Lagrange multipliers not giving all the solutions
lagrange multiplierlinear algebramultivariable-calculusoptimization
Best Answer
There is only one critical point but it is indefinite. This is seen for example by eliminating $d$ and studying the Hessian of the resulting unconstrained problem (see below for the details). Therefore there are no local extrema.
Your function is unbounded. For example, if we set $c=0$, then the constraint is satisfied by $d=63-a-b$, but this will not affect the value of $f$. Take a look: $$ f(a,b,0,63-a-b)=ab. $$ Clearly we can make this as large or as small as we wish, and there is no global maximum or minimum.
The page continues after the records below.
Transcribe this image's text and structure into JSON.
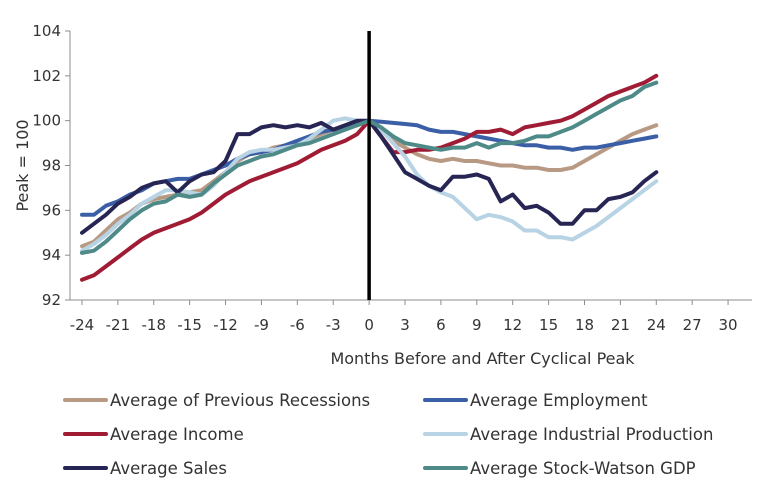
{
  "chart_data": {
    "type": "line",
    "title": "",
    "xlabel": "Months Before and After Cyclical Peak",
    "ylabel": "Peak = 100",
    "xlim": [
      -25,
      32
    ],
    "ylim": [
      92,
      104
    ],
    "xticks": [
      -24,
      -21,
      -18,
      -15,
      -12,
      -9,
      -6,
      -3,
      0,
      3,
      6,
      9,
      12,
      15,
      18,
      21,
      24,
      27,
      30
    ],
    "yticks": [
      92,
      94,
      96,
      98,
      100,
      102,
      104
    ],
    "grid": false,
    "legend_position": "bottom",
    "peak_marker_x": 0,
    "x": [
      -24,
      -23,
      -22,
      -21,
      -20,
      -19,
      -18,
      -17,
      -16,
      -15,
      -14,
      -13,
      -12,
      -11,
      -10,
      -9,
      -8,
      -7,
      -6,
      -5,
      -4,
      -3,
      -2,
      -1,
      0,
      1,
      2,
      3,
      4,
      5,
      6,
      7,
      8,
      9,
      10,
      11,
      12,
      13,
      14,
      15,
      16,
      17,
      18,
      19,
      20,
      21,
      22,
      23,
      24
    ],
    "series": [
      {
        "name": "Average of Previous Recessions",
        "color": "#b89a84",
        "values": [
          94.4,
          94.6,
          95.1,
          95.6,
          95.9,
          96.3,
          96.5,
          96.6,
          96.7,
          96.8,
          96.9,
          97.3,
          97.7,
          98.2,
          98.5,
          98.6,
          98.8,
          98.9,
          99.0,
          99.2,
          99.4,
          99.6,
          99.7,
          99.8,
          100.0,
          99.6,
          99.1,
          98.8,
          98.5,
          98.3,
          98.2,
          98.3,
          98.2,
          98.2,
          98.1,
          98.0,
          98.0,
          97.9,
          97.9,
          97.8,
          97.8,
          97.9,
          98.2,
          98.5,
          98.8,
          99.1,
          99.4,
          99.6,
          99.8
        ]
      },
      {
        "name": "Average Employment",
        "color": "#3b5fa6",
        "values": [
          95.8,
          95.8,
          96.2,
          96.4,
          96.7,
          96.9,
          97.2,
          97.3,
          97.4,
          97.4,
          97.6,
          97.8,
          98.0,
          98.3,
          98.5,
          98.6,
          98.7,
          98.9,
          99.1,
          99.3,
          99.5,
          99.6,
          99.7,
          99.9,
          100.0,
          99.95,
          99.9,
          99.85,
          99.8,
          99.6,
          99.5,
          99.5,
          99.4,
          99.3,
          99.2,
          99.1,
          99.0,
          98.9,
          98.9,
          98.8,
          98.8,
          98.7,
          98.8,
          98.8,
          98.9,
          99.0,
          99.1,
          99.2,
          99.3
        ]
      },
      {
        "name": "Average Income",
        "color": "#a01c34",
        "values": [
          92.9,
          93.1,
          93.5,
          93.9,
          94.3,
          94.7,
          95.0,
          95.2,
          95.4,
          95.6,
          95.9,
          96.3,
          96.7,
          97.0,
          97.3,
          97.5,
          97.7,
          97.9,
          98.1,
          98.4,
          98.7,
          98.9,
          99.1,
          99.4,
          100.0,
          99.3,
          98.6,
          98.6,
          98.7,
          98.7,
          98.8,
          99.0,
          99.2,
          99.5,
          99.5,
          99.6,
          99.4,
          99.7,
          99.8,
          99.9,
          100.0,
          100.2,
          100.5,
          100.8,
          101.1,
          101.3,
          101.5,
          101.7,
          102.0
        ]
      },
      {
        "name": "Average Industrial Production",
        "color": "#b7d3e4",
        "values": [
          94.2,
          94.5,
          94.9,
          95.4,
          95.8,
          96.3,
          96.6,
          96.9,
          96.9,
          96.8,
          96.7,
          97.1,
          97.7,
          98.3,
          98.6,
          98.7,
          98.7,
          98.8,
          98.9,
          99.2,
          99.6,
          100.0,
          100.1,
          100.0,
          100.0,
          99.6,
          99.0,
          98.4,
          97.6,
          97.1,
          96.8,
          96.6,
          96.1,
          95.6,
          95.8,
          95.7,
          95.5,
          95.1,
          95.1,
          94.8,
          94.8,
          94.7,
          95.0,
          95.3,
          95.7,
          96.1,
          96.5,
          96.9,
          97.3
        ]
      },
      {
        "name": "Average Sales",
        "color": "#262554",
        "values": [
          95.0,
          95.4,
          95.8,
          96.3,
          96.6,
          97.0,
          97.2,
          97.3,
          96.8,
          97.3,
          97.6,
          97.7,
          98.2,
          99.4,
          99.4,
          99.7,
          99.8,
          99.7,
          99.8,
          99.7,
          99.9,
          99.6,
          99.8,
          100.0,
          100.0,
          99.3,
          98.5,
          97.7,
          97.4,
          97.1,
          96.9,
          97.5,
          97.5,
          97.6,
          97.4,
          96.4,
          96.7,
          96.1,
          96.2,
          95.9,
          95.4,
          95.4,
          96.0,
          96.0,
          96.5,
          96.6,
          96.8,
          97.3,
          97.7
        ]
      },
      {
        "name": "Average Stock-Watson GDP",
        "color": "#4e8a88",
        "values": [
          94.1,
          94.2,
          94.6,
          95.1,
          95.6,
          96.0,
          96.3,
          96.4,
          96.7,
          96.6,
          96.7,
          97.2,
          97.6,
          98.0,
          98.2,
          98.4,
          98.5,
          98.7,
          98.9,
          99.0,
          99.2,
          99.4,
          99.6,
          99.8,
          100.0,
          99.7,
          99.3,
          99.0,
          98.9,
          98.8,
          98.7,
          98.8,
          98.8,
          99.0,
          98.8,
          99.0,
          99.0,
          99.1,
          99.3,
          99.3,
          99.5,
          99.7,
          100.0,
          100.3,
          100.6,
          100.9,
          101.1,
          101.5,
          101.7
        ]
      }
    ]
  }
}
IMHO it is usually easier to use a linear constraint simply to eliminate one of the variables. If we here solve $d=63-a-b-c$ from the constraint, we get the function in three variables $$ g(a,b,c)=f(a,b,c,63-a-b-c)=ab-ac-c^2+63c. $$ Its gradient is $$ \nabla g(a,b,c)=(b-c,a,63-a-2c), $$ and this vanishes only at the critical point $P_1=(a,b,c)=(0,63/2,63/2)$. The Hessian of $g$ at $P_1$ is $$ H(g,P_1)=\left(\begin{array}{ccc}0&1&-1\\ 1&0&0\\ -1&0&-2\end{array}\right). $$ Its characteristic polynomial is $$ \chi_H(x)=\det(x I_3-H)=x^3+2x^2-2x-2. $$ We could solve for the zeros using Cardano, but for our purposes it suffices to check that $\chi_H(x)$ has zeros in the intervals $\lambda_1\in(-3,-2)$, $\lambda_2\in(-1,0)$, $\lambda_3=(1,2)$. Both signs occur, so the Hessian form is indefinite. In other words, $P_1$ is a saddle point. You can use Sylvester's criterion to reach the same conclusion — $P_1$ is not a local extremum.